Les rapports entre la Tunisie et l’Egypte prendraient-ils un tour nouveau? Depuis la visite du Chef de l’Etat Kaïs Saïed en Egypte, une nouvelle ère de reconnaissance et de respect mutuels entre les deux pays semble apparaitre. Ainsi, que peut-on déduire de cette visite? Les analystes de la vie politique livrent chacun leur lecture, pour leconomistemaghrebin.com.
Bassel Torjeman, analyste politique revient sur sa visite considérée comme positive. Il précise dans ce contexte: « Il y a ce qu’on appelle une satisfaction populaire des deux peuples tunisien et égyptien. En tenant compte des relations historiques. A l’exception de certains à l’instar de Moncef Marzouki, Ennahdha et la coalition El Karama qui étaient sceptiques ». Et ce depuis l’éviction de Morsi pour avoir soutenu la confrérie de l’Egypte et boycotté Sissi.

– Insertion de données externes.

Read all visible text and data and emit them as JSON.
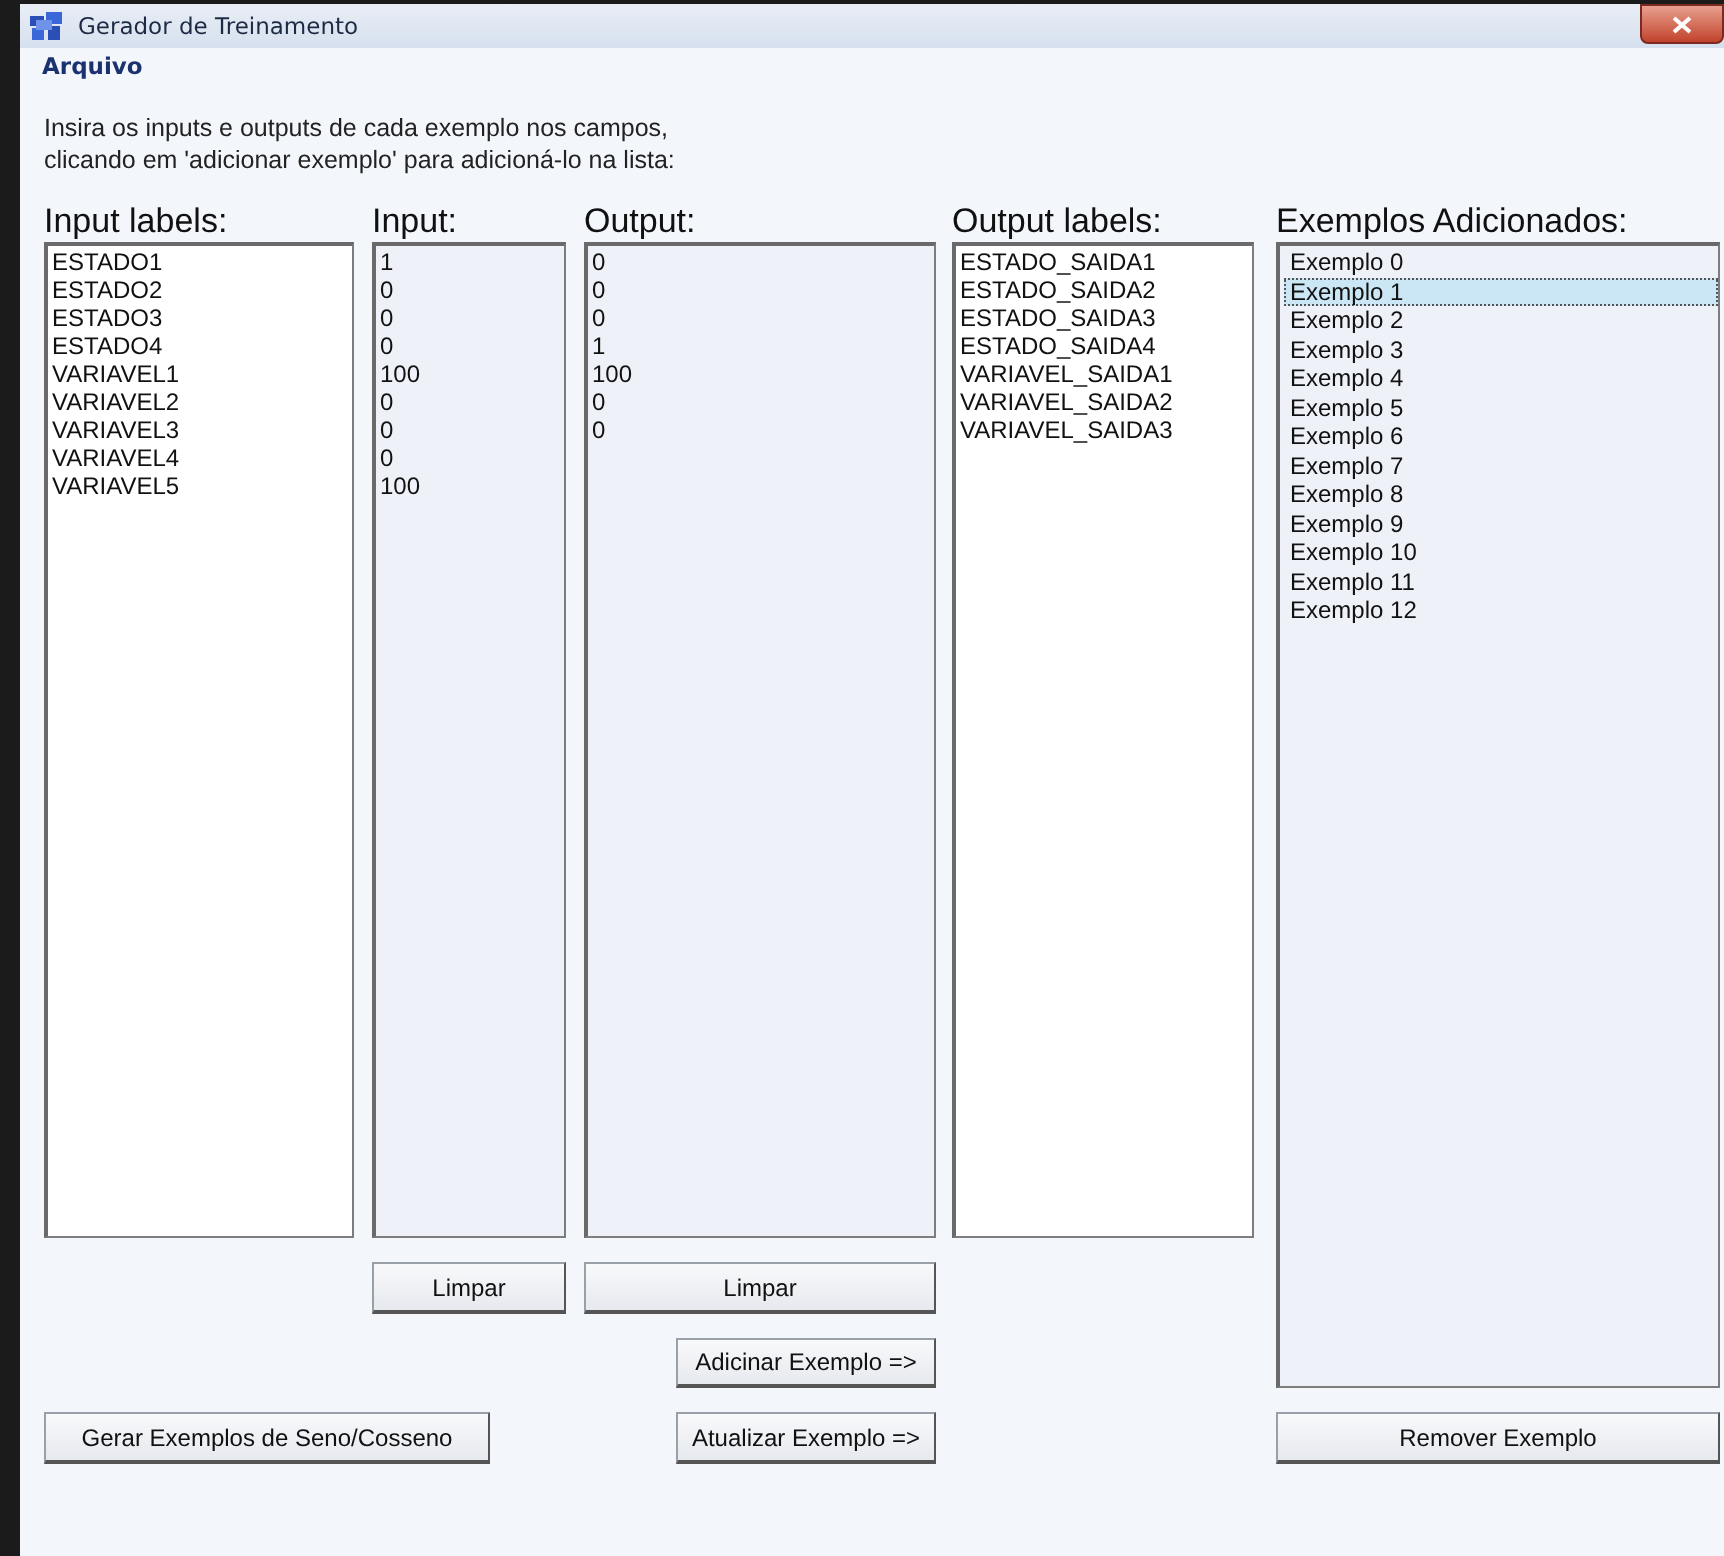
{
  "window": {
    "title": "Gerador de Treinamento"
  },
  "menu": [
    "Arquivo"
  ],
  "instructions": [
    "Insira os inputs e outputs de cada exemplo nos campos,",
    "clicando em 'adicionar exemplo' para adicioná-lo na lista:"
  ],
  "input_labels": {
    "header": "Input labels:",
    "lines": [
      "ESTADO1",
      "ESTADO2",
      "ESTADO3",
      "ESTADO4",
      "VARIAVEL1",
      "VARIAVEL2",
      "VARIAVEL3",
      "VARIAVEL4",
      "VARIAVEL5"
    ]
  },
  "input": {
    "header": "Input:",
    "lines": [
      "1",
      "0",
      "0",
      "0",
      "100",
      "0",
      "0",
      "0",
      "100"
    ]
  },
  "output": {
    "header": "Output:",
    "lines": [
      "0",
      "0",
      "0",
      "1",
      "100",
      "0",
      "0"
    ]
  },
  "output_labels": {
    "header": "Output labels:",
    "lines": [
      "ESTADO_SAIDA1",
      "ESTADO_SAIDA2",
      "ESTADO_SAIDA3",
      "ESTADO_SAIDA4",
      "VARIAVEL_SAIDA1",
      "VARIAVEL_SAIDA2",
      "VARIAVEL_SAIDA3"
    ]
  },
  "examples": {
    "header": "Exemplos Adicionados:",
    "items": [
      {
        "label": "Exemplo 0",
        "selected": false
      },
      {
        "label": "Exemplo 1",
        "selected": true
      },
      {
        "label": "Exemplo 2",
        "selected": false
      },
      {
        "label": "Exemplo 3",
        "selected": false
      },
      {
        "label": "Exemplo 4",
        "selected": false
      },
      {
        "label": "Exemplo 5",
        "selected": false
      },
      {
        "label": "Exemplo 6",
        "selected": false
      },
      {
        "label": "Exemplo 7",
        "selected": false
      },
      {
        "label": "Exemplo 8",
        "selected": false
      },
      {
        "label": "Exemplo 9",
        "selected": false
      },
      {
        "label": "Exemplo 10",
        "selected": false
      },
      {
        "label": "Exemplo 11",
        "selected": false
      },
      {
        "label": "Exemplo 12",
        "selected": false
      }
    ]
  },
  "buttons": {
    "clear_input": "Limpar",
    "clear_output": "Limpar",
    "add_example": "Adicinar Exemplo =>",
    "update_example": "Atualizar Exemplo =>",
    "generate": "Gerar Exemplos de Seno/Cosseno",
    "remove": "Remover Exemplo"
  }
}
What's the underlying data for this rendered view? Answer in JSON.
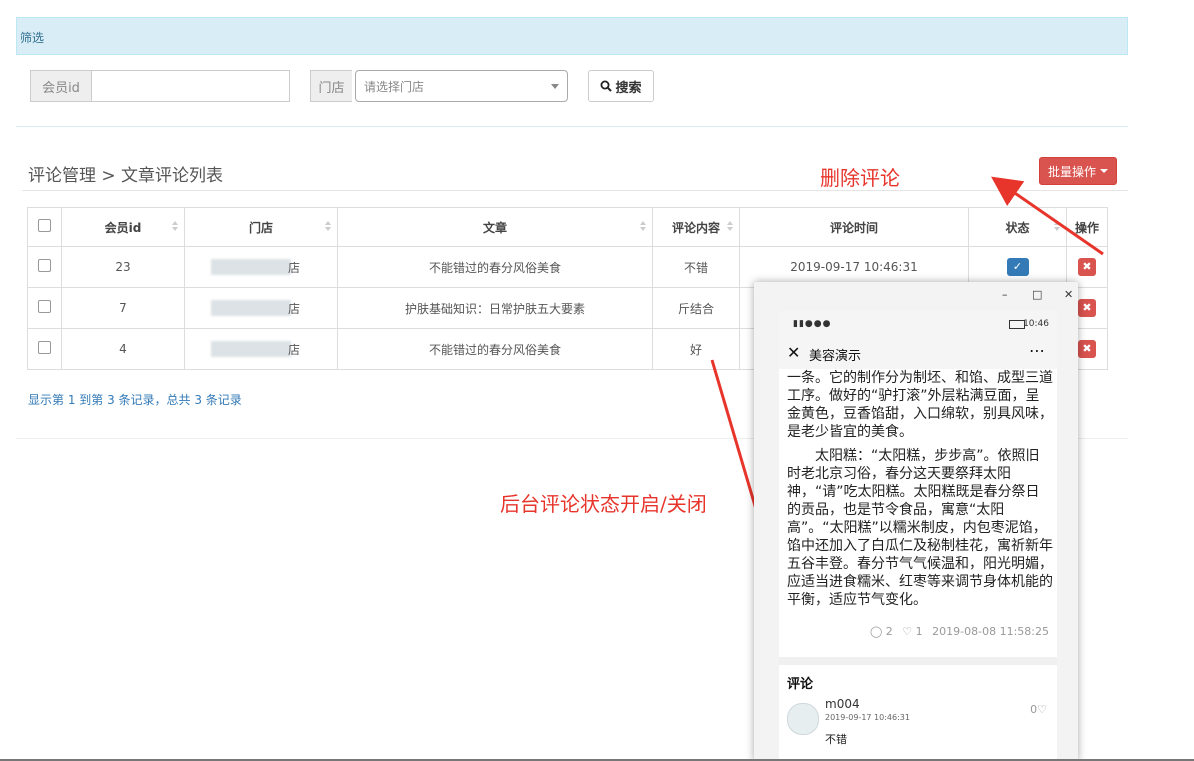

Il ajoute: « A mon sens, cette visite a pour objectif de renforcer les liens entre les deux pays, en abordant certains dossiers comme la stabilité de la Libye. Sans oublier la position de la Tunisie qui a soutenu la position de l’Egypte sur le barrage éthiopien sur le Nil. Ce qui va permettre à la Tunisie, en tant que membre non permanent de l’ONU, de soutenir l’Egypte dans les conseils internationaux. »
De son côté, Youssef Cherif, analyste politique, chercheur en relations internationales, expert auprès de Carnegie, part lui aussi du constat qu’il s’agit d’une visite plus symbolique qu’autre chose. Il souligne ainsi: « Il n’y a pas de relations directes ou d’intérêts directs. Car c’est l’Egypte qui a besoin de la Tunisie plus que la Tunisie a besoin de l’Egypte. Notamment sur des questions essentielles par rapport au barrage éthiopien sur le Nil. D’ailleurs, l’Egypte a besoin de soutiens internationaux que la Tunisie pourrait lui offrir grâce à son siège en tant que membre non permanent aux Nations unies ».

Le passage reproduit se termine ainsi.